I have no idea what Terrence Malick thinks his film is about, but I saw To the Wonder as a very interesting statement on what it actually means to love – not merely platitudes like love is hard work and requires selflessness, but the deeper sense that each person’s life presents them with their opportunity to love, an opportunity which may or may not fit the neurotic delusions of their restless mind, and an opportunity they must accept if they are to be whole. This message is layered on a little heavy through the Javier Bardem character of the priest, but I don’t really see it as an exclusively Christian idea. People’s opportunity to love is basically found in whatever is immediately surrounding them, opportunities that are seldom acted on for a wide variety of reasons.

The two leads – the impossibly beautiful Olga Kurylenko and ruggedly handsome, salt-of-the-earth man’s-man Ben Affleck – represent each other’s neurotic delusion, not so much literally (although there is that) as figuratively and allegorically. They each have someone right in front of them in their lives who was their chance to love.
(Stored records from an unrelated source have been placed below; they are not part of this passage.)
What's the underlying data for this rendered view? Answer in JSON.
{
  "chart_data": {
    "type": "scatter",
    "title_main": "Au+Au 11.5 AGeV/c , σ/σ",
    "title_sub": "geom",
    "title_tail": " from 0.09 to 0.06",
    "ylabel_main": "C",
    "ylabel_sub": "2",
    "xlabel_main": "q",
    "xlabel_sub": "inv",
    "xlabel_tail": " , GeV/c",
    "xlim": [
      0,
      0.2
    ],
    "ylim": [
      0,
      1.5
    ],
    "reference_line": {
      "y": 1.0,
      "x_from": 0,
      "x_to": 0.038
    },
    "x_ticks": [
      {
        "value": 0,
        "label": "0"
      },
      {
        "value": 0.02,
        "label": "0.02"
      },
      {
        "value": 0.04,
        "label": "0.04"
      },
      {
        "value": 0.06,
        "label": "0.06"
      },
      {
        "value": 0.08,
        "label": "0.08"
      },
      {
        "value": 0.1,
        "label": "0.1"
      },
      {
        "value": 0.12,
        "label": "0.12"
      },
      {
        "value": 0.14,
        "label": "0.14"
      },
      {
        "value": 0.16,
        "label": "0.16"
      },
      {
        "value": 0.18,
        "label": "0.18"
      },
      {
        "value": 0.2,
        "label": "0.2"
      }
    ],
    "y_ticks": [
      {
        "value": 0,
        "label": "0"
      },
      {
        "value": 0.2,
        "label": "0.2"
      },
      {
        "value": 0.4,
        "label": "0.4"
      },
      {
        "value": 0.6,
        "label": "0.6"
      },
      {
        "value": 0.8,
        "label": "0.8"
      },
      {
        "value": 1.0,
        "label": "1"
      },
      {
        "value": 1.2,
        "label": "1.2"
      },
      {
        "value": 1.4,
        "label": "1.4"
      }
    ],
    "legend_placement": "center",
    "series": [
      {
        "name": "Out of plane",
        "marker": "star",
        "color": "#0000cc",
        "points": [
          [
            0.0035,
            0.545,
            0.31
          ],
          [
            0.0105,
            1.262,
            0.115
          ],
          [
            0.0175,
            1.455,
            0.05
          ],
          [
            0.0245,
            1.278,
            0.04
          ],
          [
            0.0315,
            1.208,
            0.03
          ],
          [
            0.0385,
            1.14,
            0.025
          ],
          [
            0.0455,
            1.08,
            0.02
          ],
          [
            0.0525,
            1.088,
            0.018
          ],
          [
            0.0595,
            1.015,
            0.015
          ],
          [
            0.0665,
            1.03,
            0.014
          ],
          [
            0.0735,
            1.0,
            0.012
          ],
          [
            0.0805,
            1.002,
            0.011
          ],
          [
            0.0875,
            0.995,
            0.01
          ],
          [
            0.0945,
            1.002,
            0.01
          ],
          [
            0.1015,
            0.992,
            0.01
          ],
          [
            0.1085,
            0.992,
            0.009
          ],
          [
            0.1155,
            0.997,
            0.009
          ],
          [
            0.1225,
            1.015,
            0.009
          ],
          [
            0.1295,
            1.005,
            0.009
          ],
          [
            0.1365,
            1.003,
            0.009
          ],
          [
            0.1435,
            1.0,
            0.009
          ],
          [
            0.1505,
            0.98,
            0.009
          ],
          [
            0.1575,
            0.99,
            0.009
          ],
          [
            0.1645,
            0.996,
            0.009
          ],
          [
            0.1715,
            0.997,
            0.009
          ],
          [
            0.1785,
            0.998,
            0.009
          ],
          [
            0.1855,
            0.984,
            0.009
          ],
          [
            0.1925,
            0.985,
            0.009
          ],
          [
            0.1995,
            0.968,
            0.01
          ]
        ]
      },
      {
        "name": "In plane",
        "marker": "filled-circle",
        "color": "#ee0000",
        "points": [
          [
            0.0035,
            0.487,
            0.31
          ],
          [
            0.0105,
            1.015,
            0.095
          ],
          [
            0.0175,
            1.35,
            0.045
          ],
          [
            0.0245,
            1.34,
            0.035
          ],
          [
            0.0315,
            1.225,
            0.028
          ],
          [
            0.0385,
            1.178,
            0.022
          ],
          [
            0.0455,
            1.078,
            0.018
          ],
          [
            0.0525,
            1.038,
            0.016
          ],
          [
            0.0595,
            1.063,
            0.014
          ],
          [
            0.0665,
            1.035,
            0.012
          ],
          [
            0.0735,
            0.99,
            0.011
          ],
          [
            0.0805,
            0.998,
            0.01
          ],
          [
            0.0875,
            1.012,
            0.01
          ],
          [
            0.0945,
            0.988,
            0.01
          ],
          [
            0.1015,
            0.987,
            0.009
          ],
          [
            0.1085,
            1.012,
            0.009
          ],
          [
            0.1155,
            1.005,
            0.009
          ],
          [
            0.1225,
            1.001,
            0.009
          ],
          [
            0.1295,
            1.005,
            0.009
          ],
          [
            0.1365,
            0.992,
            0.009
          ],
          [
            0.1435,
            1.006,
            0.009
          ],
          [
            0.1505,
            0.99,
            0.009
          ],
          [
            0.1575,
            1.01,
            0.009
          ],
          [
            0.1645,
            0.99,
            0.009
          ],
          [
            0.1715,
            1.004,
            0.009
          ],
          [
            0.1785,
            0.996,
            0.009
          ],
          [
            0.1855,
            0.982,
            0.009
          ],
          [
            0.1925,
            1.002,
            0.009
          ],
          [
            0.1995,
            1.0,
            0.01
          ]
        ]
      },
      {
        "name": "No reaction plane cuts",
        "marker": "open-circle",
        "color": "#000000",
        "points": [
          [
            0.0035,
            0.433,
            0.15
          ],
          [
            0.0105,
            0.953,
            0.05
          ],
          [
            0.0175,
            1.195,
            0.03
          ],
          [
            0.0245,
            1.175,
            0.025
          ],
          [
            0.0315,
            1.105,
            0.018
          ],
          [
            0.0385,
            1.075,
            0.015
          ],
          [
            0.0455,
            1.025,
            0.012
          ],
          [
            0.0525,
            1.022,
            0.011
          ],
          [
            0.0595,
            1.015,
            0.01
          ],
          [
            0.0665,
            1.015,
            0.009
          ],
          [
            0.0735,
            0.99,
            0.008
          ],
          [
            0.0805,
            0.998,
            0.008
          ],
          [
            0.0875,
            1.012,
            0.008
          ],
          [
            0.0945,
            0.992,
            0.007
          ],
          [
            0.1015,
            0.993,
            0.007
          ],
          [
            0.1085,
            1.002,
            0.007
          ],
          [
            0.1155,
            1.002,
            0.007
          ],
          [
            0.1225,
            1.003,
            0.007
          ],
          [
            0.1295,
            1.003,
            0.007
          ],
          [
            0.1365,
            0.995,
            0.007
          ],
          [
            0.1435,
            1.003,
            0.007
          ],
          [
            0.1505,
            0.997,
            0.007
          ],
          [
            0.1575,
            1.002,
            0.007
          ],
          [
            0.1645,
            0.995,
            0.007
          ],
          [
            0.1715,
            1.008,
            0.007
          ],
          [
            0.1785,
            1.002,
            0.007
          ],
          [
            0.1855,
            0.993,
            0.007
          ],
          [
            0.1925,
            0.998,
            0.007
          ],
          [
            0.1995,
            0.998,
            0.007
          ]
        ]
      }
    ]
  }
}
For Affleck, it’s mundane childhood sweetheart Rachel McAdams, a absolutely perfect piece of visual casting as a poor man’s Olga Kurylenko. For Kurylenko, it’s her young daughter from a prior marriage that she is ashamed of. Both are tossed aside rather sadly, as the two eventually and tragically return to chasing their respective delusions.

What was impressed me greatly is how steady and sure the film’s artistry remained all throughout, painting a quite striking picture of the psycho-emotional nature of most peoples’ lives. Everything I have described is transmitted through images, and what little dialog and narration exists is itself a kind of abstract, vaguely poetic reinforcement of the various visual ideas. So Kurylenko’s narration and behavior is almost an inane parody of philosophical and artistic approaches to love, while McAdams’ is painfully direct, real, and human. The film walks an amazing line, visually.  The sequences of images are not only continuously beguiling, but they weave a lovely tapestry of meaning all through the film. Sometimes they send your mind reeling – I think the scene with Affleck and McAdams in the middle of the bison herd is an astonishingly effective visual representation of the nature of their love, or rather potential love. Many of the smaller images only struck me well after the movie was over, as I noticed some thread of continuity I had missed at the time – it’s pointless to try to summarize them, there were so many. The images even sort of function as a kind of elementary narration – as long as you are willing to sit their constantly interpreting what you are seeing.

As I thought about this film afterward, one thing that struck me was how starkly it contrasts to the excessively literal modern indie movement, which to a certain extent attempts to explore similar territory, but always gets lost in a thick, post-modern fog. By adopting a totally visual and quasi-poetic approach, Malik sidesteps the problems of trying to represent these ideas in dialog. However, it is possible, although more difficult, to approach via dialog, and to me the results are always more impressive. Without taking the time here to elaborate, I invite you to compare To The Wonder to Eric Rohmer’s masterpiece L’Amour l’après-midi (1972,) which covers somewhat similar philosophical territory concerning love, but does it through dialog, and is in my mind one of the greatest films of all time.

Still, I don’t mean for this comparison to take anything away from To The Wonder. The critics have this film quite wrong. It’s a lovely, thought-provoking, and somewhat haunting film that is definitely worth seeing, if the film’s ideas intrigue you and you don’t mind doing a bit of interpretive labor.